Phubbing, il fenomeno di chi ha la testa nello smartphone

A casa, sui mezzi, al lavoro, davanti a un caffè, con gli amici o in famiglia: a quanti capita di prendere istintivamente in mano il proprio smartphone? Iniziare a controllare le notifiche, informarsi sulle ultime notizie, magari solo curiosare sui social: ecco a voi il phubbing.
Il phubbing è un neologismo coniato già nel 2013 ed entrato ufficialmente nell’Oxford Dictionary dal 2016 dall’unione delle parole inglesi phone e snubbing, che rispettivamente significano “telefono” e “snobbare, ignorare”, ed indica quel bisogno compulsivo di utilizzare lo smartphone isolandosi rispetto al contesto, soprattutto quando in compagnia di altre persone. Tendenzialmente si verifica quando il livello di interesse nella conversazione e nella situazione circostante cala, o si inizia a sentire un senso di trascuratezza e disagio con l’interlocutore. “Che male c’è?”, potrebbe pensare qualcuno.


A quanto pare, il phubbing non è un atteggiamento particolarmente positivo: secondo studi recenti effettuati da Meredith David e James Roberts della Baylor University, può avere conseguenze molto negative sulle relazioni sociali. Primo, chi fa phubbing viene considerato maleducato, poco rispettoso e asociale – il che è tutto dire, considerato che una persona guarda il telefono in media 150 volte al giorno. In secondo luogo, come riportato da una delle loro ricerche intitolata “La mia vita è diventata la più grande distrazione dal mio telefono” effettuata su più di 330 persone, si evince che l’abuso degli smartphone può portare al declino delle relazioni più importanti, quali familiari, amici e partner.

La David sottolinea:

Quando un individuo subisce phubbing si sente socialmente escluso. Questo conduce a un bisogno molto forte di attenzione, ma invece di recuperare l’interazione faccia a faccia – e così ricostruire un senso di inclusione – i partecipanti alla nostra indagine si sono rivolti ai social network per riguadagnare quel senso di appartenenza. Subire l’esclusione da phubbing è anche collegato a un indebolimento del proprio benessere psicologico.

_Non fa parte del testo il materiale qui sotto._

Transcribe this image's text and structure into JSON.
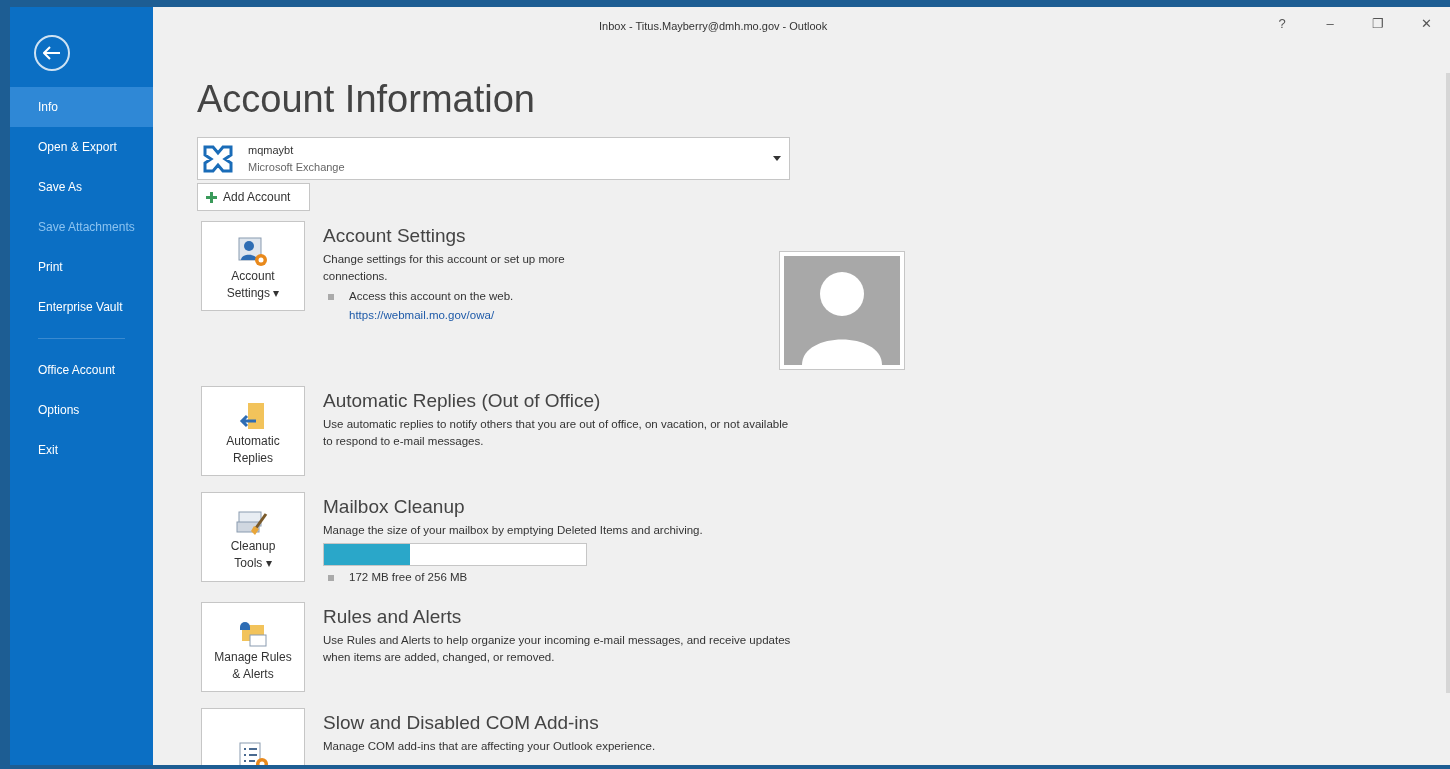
{
  "window": {
    "title": "Inbox - Titus.Mayberry@dmh.mo.gov - Outlook",
    "controls": [
      "?",
      "–",
      "❐",
      "✕"
    ]
  },
  "sidebar": {
    "items": [
      {
        "kind": "item",
        "label": "Info",
        "selected": true,
        "disabled": false
      },
      {
        "kind": "item",
        "label": "Open & Export",
        "selected": false,
        "disabled": false
      },
      {
        "kind": "item",
        "label": "Save As",
        "selected": false,
        "disabled": false
      },
      {
        "kind": "item",
        "label": "Save Attachments",
        "selected": false,
        "disabled": true
      },
      {
        "kind": "item",
        "label": "Print",
        "selected": false,
        "disabled": false
      },
      {
        "kind": "item",
        "label": "Enterprise Vault",
        "selected": false,
        "disabled": false
      },
      {
        "kind": "separator"
      },
      {
        "kind": "item",
        "label": "Office Account",
        "selected": false,
        "disabled": false
      },
      {
        "kind": "item",
        "label": "Options",
        "selected": false,
        "disabled": false
      },
      {
        "kind": "item",
        "label": "Exit",
        "selected": false,
        "disabled": false
      }
    ]
  },
  "heading": "Account Information",
  "account": {
    "name": "mqmaybt",
    "type": "Microsoft Exchange"
  },
  "add_account": "Add Account",
  "sections": [
    {
      "kind": "account",
      "button": [
        "Account",
        "Settings ▾"
      ],
      "title": "Account Settings",
      "description": "Change settings for this account or set up more connections.",
      "bullet": "Access this account on the web.",
      "link": "https://webmail.mo.gov/owa/",
      "photo": true
    },
    {
      "kind": "replies",
      "button": [
        "Automatic",
        "Replies"
      ],
      "title": "Automatic Replies (Out of Office)",
      "description": "Use automatic replies to notify others that you are out of office, on vacation, or not available to respond to e-mail messages."
    },
    {
      "kind": "cleanup",
      "button": [
        "Cleanup",
        "Tools ▾"
      ],
      "title": "Mailbox Cleanup",
      "description": "Manage the size of your mailbox by emptying Deleted Items and archiving.",
      "level": 0.33,
      "bullet": "172 MB free of 256 MB"
    },
    {
      "kind": "rules",
      "button": [
        "Manage Rules",
        "& Alerts"
      ],
      "title": "Rules and Alerts",
      "description": "Use Rules and Alerts to help organize your incoming e-mail messages, and receive updates when items are added, changed, or removed."
    },
    {
      "kind": "addins",
      "title": "Slow and Disabled COM Add-ins",
      "description": "Manage COM add-ins that are affecting your Outlook experience."
    }
  ]
}
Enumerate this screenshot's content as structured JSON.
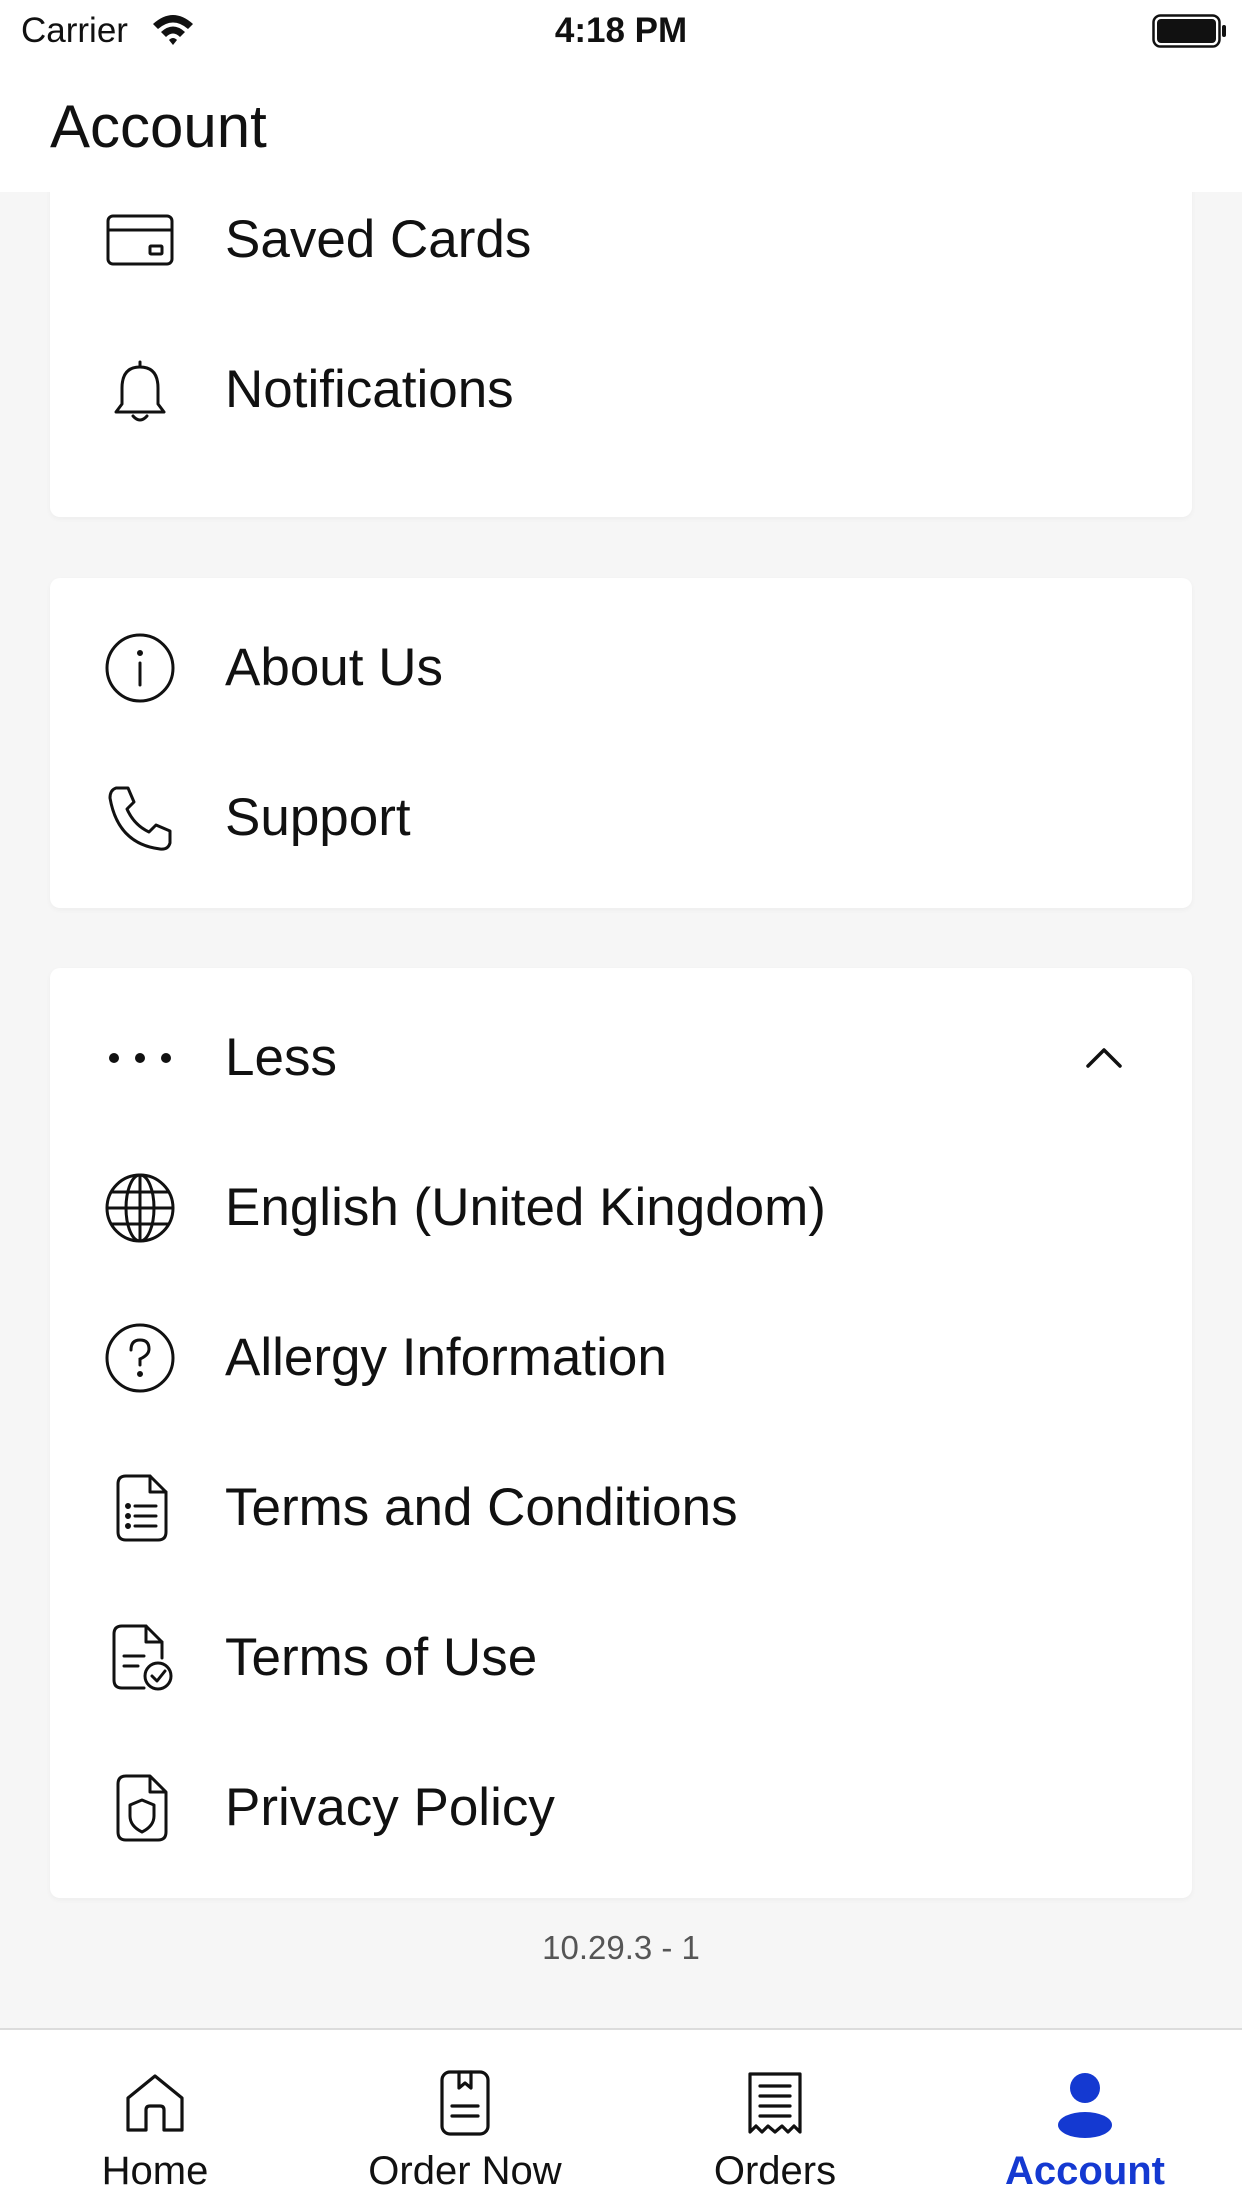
{
  "status_bar": {
    "carrier": "Carrier",
    "time": "4:18 PM"
  },
  "header": {
    "title": "Account"
  },
  "groups": [
    {
      "items": [
        {
          "label": "Saved Cards",
          "icon": "credit-card-icon"
        },
        {
          "label": "Notifications",
          "icon": "bell-icon"
        }
      ]
    },
    {
      "items": [
        {
          "label": "About Us",
          "icon": "info-icon"
        },
        {
          "label": "Support",
          "icon": "phone-icon"
        }
      ]
    },
    {
      "items": [
        {
          "label": "Less",
          "icon": "more-dots-icon",
          "trailing_icon": "chevron-up-icon"
        },
        {
          "label": "English (United Kingdom)",
          "icon": "globe-icon"
        },
        {
          "label": "Allergy Information",
          "icon": "question-icon"
        },
        {
          "label": "Terms and Conditions",
          "icon": "document-list-icon"
        },
        {
          "label": "Terms of Use",
          "icon": "document-check-icon"
        },
        {
          "label": "Privacy Policy",
          "icon": "document-shield-icon"
        }
      ]
    }
  ],
  "version": "10.29.3 - 1",
  "tab_bar": {
    "tabs": [
      {
        "label": "Home",
        "icon": "home-icon",
        "active": false
      },
      {
        "label": "Order Now",
        "icon": "order-menu-icon",
        "active": false
      },
      {
        "label": "Orders",
        "icon": "receipt-icon",
        "active": false
      },
      {
        "label": "Account",
        "icon": "person-icon",
        "active": true
      }
    ]
  },
  "colors": {
    "accent": "#1439d1",
    "background": "#f6f6f6",
    "card": "#ffffff",
    "text": "#111111"
  }
}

Infatti chi viene escluso più spesso per questi atteggiamenti ha fatto registrare più elevati livelli di stress e depressione.

Infine, secondo una ricerca successiva di Wilhelm Hoffman della Chicago University, il bisogno di controllare il telefono è diventato talmente maniacale da superare il desiderio di sesso, intimità e sonno – c’è qualcosa su cui riflettere e prendere coscienza, diremmo noi.

Dunque, sebbene l’obiettivo degli smartphone sia proprio quello di collegarci con gli altri in modo semplice ed immediato, il risultato ottenuto ha effetti contrari generando una mancanza di connessione autentica nella vita reale, tanto da portare alla creazione di nuove app che aiutino a monitorare e ridurre l’uso del telefono, quali Break Free, Moment o Quality Time. Non solo: esiste ora un sito chiamato Stop Phubbing, il quale cerca di sensibilizzare sull’uso eccessivo e compulsivo di prestare più attenzione al proprio smartphone rispetto alla persona che si ha di fronte, e di ridurre la vita virtuale a favore di quella reale. Conoscete qualche phubber incallito e avete raggiunto il vostro limite di sopportazione? Stop Phubbing fa al caso vostro: ora potrete mandargli una mail di intervention per cercare di fargli superare il problema, oppure potrete mandare una foto per la Phubbing Hall of Shame.